Meditação da Palavra

06 julho 2011

Analfabetismo bíblico

São vários os tipos de analfabetismo. Em matéria de analfabetismo absoluto, o Brasil ainda tem ainda 10% de pessoas nessa faixa. É triste isso. E mais 20% de analfabetos funcionais, os que não conseguem interpretar um texto. Mas, hoje se fala também em analfabetismo digital. E com razão, pois muita gente que sabe ler e escrever ainda não sabe se comunicar com os recursos digitais: computador, internet, ipod, terminais eletrônicos, etc. Outro analfabetismo é o que Bertold Brecht descreveu: o analfabeto político. Mas, está me ocorrendo um outro analfabetismo igualmente grave para os tempos de hoje: o analfabeto bíblico. Alguns nessa área são analfabetos absolutos. E muitos outros, são analfabetos bíblicos funcionais.

 

Essa forma de analfabetismo me parece grave nos dias de hoje, especialmente entre os cristãos. O analfabeto bíblico seria alguém que, por desconhecer o livro dos cristãos, não consegue uma compreensão e uma comunicação adequada sobre a sua fé. "E não basta crer?", perguntaria alguém. Não. É preciso mais: é preciso dar as razões da própria fé, como está escrito na Carta de Pedro. E a fé cristã está assentada fundamentalmente nas Escrituras Sagradas e na Tradição que a transmite e explica.

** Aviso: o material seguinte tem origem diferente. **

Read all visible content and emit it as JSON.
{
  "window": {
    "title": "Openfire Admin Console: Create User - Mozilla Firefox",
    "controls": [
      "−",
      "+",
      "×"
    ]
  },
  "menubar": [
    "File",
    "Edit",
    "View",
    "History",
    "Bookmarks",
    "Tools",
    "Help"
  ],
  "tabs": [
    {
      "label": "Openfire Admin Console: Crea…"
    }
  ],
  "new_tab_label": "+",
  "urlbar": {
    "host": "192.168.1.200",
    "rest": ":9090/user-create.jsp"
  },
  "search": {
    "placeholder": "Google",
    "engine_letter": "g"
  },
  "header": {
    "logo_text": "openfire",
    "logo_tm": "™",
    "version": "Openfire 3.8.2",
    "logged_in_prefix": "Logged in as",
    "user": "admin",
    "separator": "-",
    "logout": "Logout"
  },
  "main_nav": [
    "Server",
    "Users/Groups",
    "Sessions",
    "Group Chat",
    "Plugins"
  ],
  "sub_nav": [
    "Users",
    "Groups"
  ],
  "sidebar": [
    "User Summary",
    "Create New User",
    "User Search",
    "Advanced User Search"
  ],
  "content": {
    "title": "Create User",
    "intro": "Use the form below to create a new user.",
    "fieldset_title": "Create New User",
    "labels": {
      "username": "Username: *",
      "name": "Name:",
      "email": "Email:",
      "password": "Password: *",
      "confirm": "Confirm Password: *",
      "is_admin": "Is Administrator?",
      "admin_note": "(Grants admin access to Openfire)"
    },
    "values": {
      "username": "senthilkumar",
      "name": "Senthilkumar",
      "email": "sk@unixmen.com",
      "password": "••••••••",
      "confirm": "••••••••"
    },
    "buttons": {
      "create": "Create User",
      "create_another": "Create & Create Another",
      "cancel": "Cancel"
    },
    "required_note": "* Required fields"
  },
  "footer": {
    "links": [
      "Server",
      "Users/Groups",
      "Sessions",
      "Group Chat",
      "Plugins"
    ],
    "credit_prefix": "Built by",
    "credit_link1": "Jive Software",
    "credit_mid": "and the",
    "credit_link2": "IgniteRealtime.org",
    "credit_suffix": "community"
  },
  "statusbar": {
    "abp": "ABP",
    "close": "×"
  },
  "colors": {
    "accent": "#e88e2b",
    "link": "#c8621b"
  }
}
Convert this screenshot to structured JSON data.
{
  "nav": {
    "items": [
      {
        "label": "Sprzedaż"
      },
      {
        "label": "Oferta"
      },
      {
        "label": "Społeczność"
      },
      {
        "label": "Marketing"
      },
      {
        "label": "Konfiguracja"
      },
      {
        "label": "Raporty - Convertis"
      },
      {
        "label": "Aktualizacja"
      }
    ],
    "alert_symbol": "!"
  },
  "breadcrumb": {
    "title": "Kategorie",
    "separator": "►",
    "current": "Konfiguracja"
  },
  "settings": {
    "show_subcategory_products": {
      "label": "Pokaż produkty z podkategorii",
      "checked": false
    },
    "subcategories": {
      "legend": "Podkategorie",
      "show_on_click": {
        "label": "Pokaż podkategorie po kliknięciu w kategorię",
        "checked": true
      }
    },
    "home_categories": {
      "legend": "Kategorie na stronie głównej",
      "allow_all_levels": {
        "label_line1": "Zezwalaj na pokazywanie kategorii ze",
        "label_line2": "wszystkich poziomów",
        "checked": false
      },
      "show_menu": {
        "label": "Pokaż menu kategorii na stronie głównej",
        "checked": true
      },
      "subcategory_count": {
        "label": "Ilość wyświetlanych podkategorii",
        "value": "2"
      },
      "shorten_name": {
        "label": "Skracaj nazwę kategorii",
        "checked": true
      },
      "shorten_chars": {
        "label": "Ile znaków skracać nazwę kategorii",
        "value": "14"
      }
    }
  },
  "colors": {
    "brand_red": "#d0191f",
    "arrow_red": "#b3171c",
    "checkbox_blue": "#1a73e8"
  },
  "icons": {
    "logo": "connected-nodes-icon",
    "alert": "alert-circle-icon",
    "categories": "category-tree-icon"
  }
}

Sem um conhecimento bíblico mínimo, não se consegue compreender boa parte do discurso religioso católico, protestante, evangélico ou ortodoxo.

 

É claro que o Novo Testamento é a parte mais conhecida pelas pessoas, onde se encontra a história da vida de Jesus, seus ensinamentos e o desenvolvimento das comunidades cristãs após a sua ressurreição. Mas, o Novo Testamento não se entende sem o Antigo. As raízes da fé cristã estão na história religiosa do povo de Israel, o povo em Aliança com o Deus único. A comunidade dos seguidores de Jesus está em continuidade com a grande tradição religiosa do povo eleito: os seus patriarcas (Abraão, Isac, Jacó), os seus profetas (Amós, Oséias, Isaías, Jeremias, Jonas, Malaquias, Daniel), os seus reis  (Davi, Salomão, Josias), a Torah, a lei de Moisés, suas festas religiosas (páscoa, pentecostes, cabanas), etc. Não dá para compreender o Novo Testamento sem uma referência direta às Escrituras de Israel, os 46 livros do Antigo Testamento.

 

E não se pode achar que está tudo bem assim. Não está. Não é possível, nos dias de hoje, um cristão ser leigo na Bíblia. Leigo aqui, de maneira pejorativa. Estamos em uma sociedade com um leque enorme de modelos, possibilidades e opções. Quem for cristão tem que ser de verdade, e saber bem os fundamentos de sua fé. Em um mundo como o nosso, o cristão tem que fazer a diferença. E atitudes, comportamentos e projetos de vida alinhados com o Evangelho não se sustentam na superficialidade. Eles têm que ter um sólido alicerce. O conhecimento bíblico é uma dessas pedras fundamentais na construção de uma vida marcada pela fé em Cristo.

 

Aliás, devemos estender esse pensamento para todo mundo, mesmo para quem não é membro de nenhuma igreja. Estamos em uma cultura ocidental onde quase tudo continua fazendo referência ao mundo religioso cristão, ancorado na Bíblia. E mais ainda, os valores com que hoje pretendemos pautar nossa vida privada e social, continuam a se alicerçar todos eles nos ensinamentos religiosos do livro dos cristãos.  Assim é a justiça, a equidade social, a tolerância, o respeito à vida, a defesa da família, os direitos humanos, a solidariedade, a fraternidade, a honestidade... Enfim, não conhecer a Bíblia é uma grave lacuna na base cultural da nação. Analfabetismo bíblico, absoluto ou funcional, é um sério problema a ser enfrentado.